Should never buy anything to do with reptiles at pets at home... A) Prices are sky high B) Most of them haven't got a spec of experience and just read from a book.. Go to a reptile specialists store..


----------



## Nikola (Aug 23, 2010)

*viv tempature*

I brought all my stuff from a reptile specialist, im just getting the dragon from Pets at Home.


----------



## Meko (Apr 29, 2007)

baggylettuce said:


> if you have a dimmer thermostat then just turn the uv light off at night and then turn the thermostat down to so then when the temp goes down the light will light up slightly in the night to keep the temps right try get it around 70 ish at night. also go to a reptile shop not pets at home and ask to see their set ups and get them to help you they will help you more and provide you with better information then pets at home


tell you what, pm me your address. I'll nip round to yours during the night and keep turning your bedroom light on and off when you're trying to sleep.


----------



## Meko (Apr 29, 2007)

Nikola said:


> Thank you all for your advice looks like i have sorted the tempature problem, i have a log under the basking light is that ok. Im going Tuesday and not leaving without him otherwise im just going to look for someone in Tamworth that as one will let you know when my new arrival is here cant wait. xx


A log under it is what most others use; either a log or a rock so the beardie can get closer to the basking light. 
If you look in lizards > pictures or habitat > pictures you'll be able to get an idea of how everybody else has theirs set up.


----------



## Nikola (Aug 23, 2010)

*viv tempature*

Thanks for your advice Meko i have found a reptile specialist so im going to give them a call today, i turned all the lights off last night but when i woke up this morning around 8ish the sun lamp had come on is this right?

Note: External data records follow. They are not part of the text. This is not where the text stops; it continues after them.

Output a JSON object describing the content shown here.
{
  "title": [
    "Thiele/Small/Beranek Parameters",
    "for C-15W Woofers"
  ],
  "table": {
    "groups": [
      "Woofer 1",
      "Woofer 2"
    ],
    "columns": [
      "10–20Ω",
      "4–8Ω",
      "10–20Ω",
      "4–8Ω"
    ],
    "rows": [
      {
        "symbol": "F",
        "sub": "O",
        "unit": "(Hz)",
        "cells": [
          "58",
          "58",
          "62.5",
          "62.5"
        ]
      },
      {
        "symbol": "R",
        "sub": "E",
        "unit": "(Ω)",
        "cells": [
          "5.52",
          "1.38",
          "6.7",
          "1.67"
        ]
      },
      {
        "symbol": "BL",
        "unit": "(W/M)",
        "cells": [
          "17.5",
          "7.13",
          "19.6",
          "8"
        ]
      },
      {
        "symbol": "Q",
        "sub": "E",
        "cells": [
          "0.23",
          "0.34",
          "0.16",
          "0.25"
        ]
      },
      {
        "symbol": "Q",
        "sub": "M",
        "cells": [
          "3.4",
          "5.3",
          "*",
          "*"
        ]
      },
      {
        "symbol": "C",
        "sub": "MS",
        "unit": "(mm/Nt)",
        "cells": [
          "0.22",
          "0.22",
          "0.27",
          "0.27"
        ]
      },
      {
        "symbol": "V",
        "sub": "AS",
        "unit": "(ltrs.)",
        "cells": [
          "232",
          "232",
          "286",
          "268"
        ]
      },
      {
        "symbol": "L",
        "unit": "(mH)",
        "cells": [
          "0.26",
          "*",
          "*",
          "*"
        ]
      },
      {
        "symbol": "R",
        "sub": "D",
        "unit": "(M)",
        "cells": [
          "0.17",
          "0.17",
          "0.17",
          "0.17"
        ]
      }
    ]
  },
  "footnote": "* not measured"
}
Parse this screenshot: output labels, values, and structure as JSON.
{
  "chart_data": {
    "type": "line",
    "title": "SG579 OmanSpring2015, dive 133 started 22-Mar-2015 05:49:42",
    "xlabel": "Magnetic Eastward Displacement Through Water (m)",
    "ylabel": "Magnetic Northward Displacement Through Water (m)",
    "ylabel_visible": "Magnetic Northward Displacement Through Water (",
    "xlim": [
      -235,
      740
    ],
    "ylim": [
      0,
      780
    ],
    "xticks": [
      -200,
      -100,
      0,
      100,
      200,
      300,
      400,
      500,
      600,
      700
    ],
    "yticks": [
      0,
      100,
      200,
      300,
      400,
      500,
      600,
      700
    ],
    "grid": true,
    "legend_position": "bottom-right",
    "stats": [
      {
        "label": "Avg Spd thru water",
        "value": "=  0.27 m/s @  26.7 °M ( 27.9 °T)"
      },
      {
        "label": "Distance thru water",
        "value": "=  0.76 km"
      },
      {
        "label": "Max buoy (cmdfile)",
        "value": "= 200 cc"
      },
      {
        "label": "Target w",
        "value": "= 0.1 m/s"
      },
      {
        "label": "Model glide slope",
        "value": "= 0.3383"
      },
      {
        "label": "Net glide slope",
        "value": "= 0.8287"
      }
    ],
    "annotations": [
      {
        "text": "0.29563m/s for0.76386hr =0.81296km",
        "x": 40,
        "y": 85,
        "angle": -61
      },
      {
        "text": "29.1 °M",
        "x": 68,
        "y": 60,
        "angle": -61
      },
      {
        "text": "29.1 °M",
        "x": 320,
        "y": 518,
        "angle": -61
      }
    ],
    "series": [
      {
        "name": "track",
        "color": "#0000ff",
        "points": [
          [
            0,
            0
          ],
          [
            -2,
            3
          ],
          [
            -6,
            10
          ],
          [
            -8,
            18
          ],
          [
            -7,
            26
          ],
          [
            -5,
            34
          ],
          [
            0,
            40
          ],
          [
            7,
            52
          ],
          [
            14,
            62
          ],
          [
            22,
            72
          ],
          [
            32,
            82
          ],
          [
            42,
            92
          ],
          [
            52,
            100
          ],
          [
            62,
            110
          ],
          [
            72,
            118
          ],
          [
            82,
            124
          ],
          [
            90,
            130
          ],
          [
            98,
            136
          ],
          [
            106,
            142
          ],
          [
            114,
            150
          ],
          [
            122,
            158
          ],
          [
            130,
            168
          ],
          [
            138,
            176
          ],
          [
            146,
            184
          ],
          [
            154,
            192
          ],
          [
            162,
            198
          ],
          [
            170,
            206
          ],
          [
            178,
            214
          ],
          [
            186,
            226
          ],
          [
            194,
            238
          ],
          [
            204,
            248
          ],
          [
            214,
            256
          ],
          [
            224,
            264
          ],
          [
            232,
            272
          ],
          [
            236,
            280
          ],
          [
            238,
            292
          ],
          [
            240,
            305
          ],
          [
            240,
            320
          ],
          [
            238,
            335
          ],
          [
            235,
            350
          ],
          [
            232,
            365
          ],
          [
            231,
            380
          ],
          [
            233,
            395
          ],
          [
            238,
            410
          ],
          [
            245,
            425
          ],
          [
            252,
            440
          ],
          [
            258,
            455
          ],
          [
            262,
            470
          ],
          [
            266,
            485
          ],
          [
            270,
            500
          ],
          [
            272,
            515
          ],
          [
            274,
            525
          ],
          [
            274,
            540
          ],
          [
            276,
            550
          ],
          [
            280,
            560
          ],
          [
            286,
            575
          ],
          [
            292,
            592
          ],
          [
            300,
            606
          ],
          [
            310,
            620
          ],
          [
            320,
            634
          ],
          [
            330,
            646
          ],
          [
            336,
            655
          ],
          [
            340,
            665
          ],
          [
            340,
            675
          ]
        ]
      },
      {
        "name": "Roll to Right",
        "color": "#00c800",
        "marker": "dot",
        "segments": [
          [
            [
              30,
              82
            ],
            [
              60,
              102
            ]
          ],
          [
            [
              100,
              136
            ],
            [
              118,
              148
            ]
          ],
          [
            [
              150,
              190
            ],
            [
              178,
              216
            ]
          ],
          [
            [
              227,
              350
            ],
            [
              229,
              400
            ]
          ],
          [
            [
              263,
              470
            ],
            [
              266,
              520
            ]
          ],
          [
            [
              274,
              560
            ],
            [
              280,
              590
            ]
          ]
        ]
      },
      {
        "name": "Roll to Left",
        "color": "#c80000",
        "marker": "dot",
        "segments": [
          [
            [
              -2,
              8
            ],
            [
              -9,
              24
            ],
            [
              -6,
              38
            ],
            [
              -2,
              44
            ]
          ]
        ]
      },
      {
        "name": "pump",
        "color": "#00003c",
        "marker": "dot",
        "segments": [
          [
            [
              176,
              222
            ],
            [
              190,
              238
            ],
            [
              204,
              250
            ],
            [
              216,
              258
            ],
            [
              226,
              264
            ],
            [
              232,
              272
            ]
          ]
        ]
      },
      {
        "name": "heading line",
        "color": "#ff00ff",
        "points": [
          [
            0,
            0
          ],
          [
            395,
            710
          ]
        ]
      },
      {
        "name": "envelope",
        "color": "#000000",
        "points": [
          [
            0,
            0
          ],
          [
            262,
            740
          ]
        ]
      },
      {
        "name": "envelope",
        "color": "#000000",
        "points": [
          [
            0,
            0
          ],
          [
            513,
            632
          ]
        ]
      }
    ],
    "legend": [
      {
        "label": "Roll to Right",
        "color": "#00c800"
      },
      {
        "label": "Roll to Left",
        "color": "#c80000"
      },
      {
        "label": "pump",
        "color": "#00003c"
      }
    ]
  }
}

Lol and thanks for the cheeky reply at the end. : victory:


----------



## Meko (Apr 29, 2007)

what's the lamp plugged into? have you got it on a timer?

you usually turn all the lights off at night and on in the morning, but if you use a timer for the lights you can set them to come on when required.


----------



## Nikola (Aug 23, 2010)

*viv tempature*

I have it plugged into a ThermoControl II and it is set to 30c with 5 eitherway


----------